Mexico expects the resolution to be cosponsored by other members of the international organization, and it could be presented as soon as Friday, when the next meeting of the OAS is scheduled, Foreign Minister Luis Videgaray said during a meeting with Mexican legislators and OAS Secretary General Luis Almagro in Washington, DC, where the OAS is located.

The resolution will condemn the separation of children from their parents, and it call on the Inter-American Commission on Human Rights to visit facilities where the children are being held near the US–Mexico border.

The announcement of the resolution followed Videgaray’s condemnation of the policy.

“The Inter-American human rights system plays an important role in this matter, and we will have to continue working so that this can be adopted quickly and efficiently," Videgaray said.

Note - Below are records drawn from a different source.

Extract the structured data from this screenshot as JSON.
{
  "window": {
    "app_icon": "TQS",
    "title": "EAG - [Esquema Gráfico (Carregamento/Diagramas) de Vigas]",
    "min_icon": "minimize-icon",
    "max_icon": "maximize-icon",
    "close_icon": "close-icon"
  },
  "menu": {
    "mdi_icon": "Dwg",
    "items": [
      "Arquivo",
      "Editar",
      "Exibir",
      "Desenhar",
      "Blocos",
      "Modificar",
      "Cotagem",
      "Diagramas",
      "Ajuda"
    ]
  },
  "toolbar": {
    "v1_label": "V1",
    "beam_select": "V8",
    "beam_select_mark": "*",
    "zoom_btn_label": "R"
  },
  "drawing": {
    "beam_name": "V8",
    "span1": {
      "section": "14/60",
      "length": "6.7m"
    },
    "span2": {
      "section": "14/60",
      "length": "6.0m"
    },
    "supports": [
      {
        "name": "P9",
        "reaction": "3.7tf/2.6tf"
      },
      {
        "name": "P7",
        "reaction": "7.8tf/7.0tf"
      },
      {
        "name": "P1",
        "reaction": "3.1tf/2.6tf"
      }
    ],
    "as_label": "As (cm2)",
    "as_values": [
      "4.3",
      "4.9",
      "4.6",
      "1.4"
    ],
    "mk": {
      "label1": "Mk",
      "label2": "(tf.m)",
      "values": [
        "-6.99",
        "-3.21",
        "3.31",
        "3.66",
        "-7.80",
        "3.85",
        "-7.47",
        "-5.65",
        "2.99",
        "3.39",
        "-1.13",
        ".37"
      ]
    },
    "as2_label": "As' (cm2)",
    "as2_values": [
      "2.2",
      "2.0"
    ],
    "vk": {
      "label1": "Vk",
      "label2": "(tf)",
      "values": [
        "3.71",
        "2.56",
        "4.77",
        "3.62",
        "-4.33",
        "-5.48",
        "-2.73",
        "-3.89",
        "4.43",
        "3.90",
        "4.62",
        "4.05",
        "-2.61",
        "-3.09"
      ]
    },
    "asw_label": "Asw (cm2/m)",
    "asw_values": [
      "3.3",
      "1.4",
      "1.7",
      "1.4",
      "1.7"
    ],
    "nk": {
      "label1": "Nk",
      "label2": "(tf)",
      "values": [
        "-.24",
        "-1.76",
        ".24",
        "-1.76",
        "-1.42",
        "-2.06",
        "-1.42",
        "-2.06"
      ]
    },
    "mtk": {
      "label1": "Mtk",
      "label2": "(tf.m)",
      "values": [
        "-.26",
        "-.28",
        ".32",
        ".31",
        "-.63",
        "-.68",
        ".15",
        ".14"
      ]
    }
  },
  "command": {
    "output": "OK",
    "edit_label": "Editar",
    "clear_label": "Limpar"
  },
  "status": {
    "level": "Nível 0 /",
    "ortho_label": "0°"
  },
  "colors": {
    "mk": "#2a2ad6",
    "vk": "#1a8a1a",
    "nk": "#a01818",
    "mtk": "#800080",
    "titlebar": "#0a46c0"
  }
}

Traditionally, OAS decisions are adopted by consensus. However, in some cases, decisions can be adopted by a majority of 18 of its 34 member states. All countries in the Western Hemisphere except Cuba belong.

A resolution or discussion at the OAS is rarely enough to shift a country’s internal foreign policy (consider, for example, the group’s discussions of Venezuela). But any effort to condemn the United States for human rights violations offers a break from the normal course of events in the OAS, in which the US is generally leading the call for a human rights investigation.

The State Department did not immediately respond to a request for comment. The Trump administration was previously presented with a Wednesday deadline to respond to the Inter-American Commission on Human Rights on details about the treatment of separated children and an update on the reunification process, according to a representative from the Texas Civil Rights Project.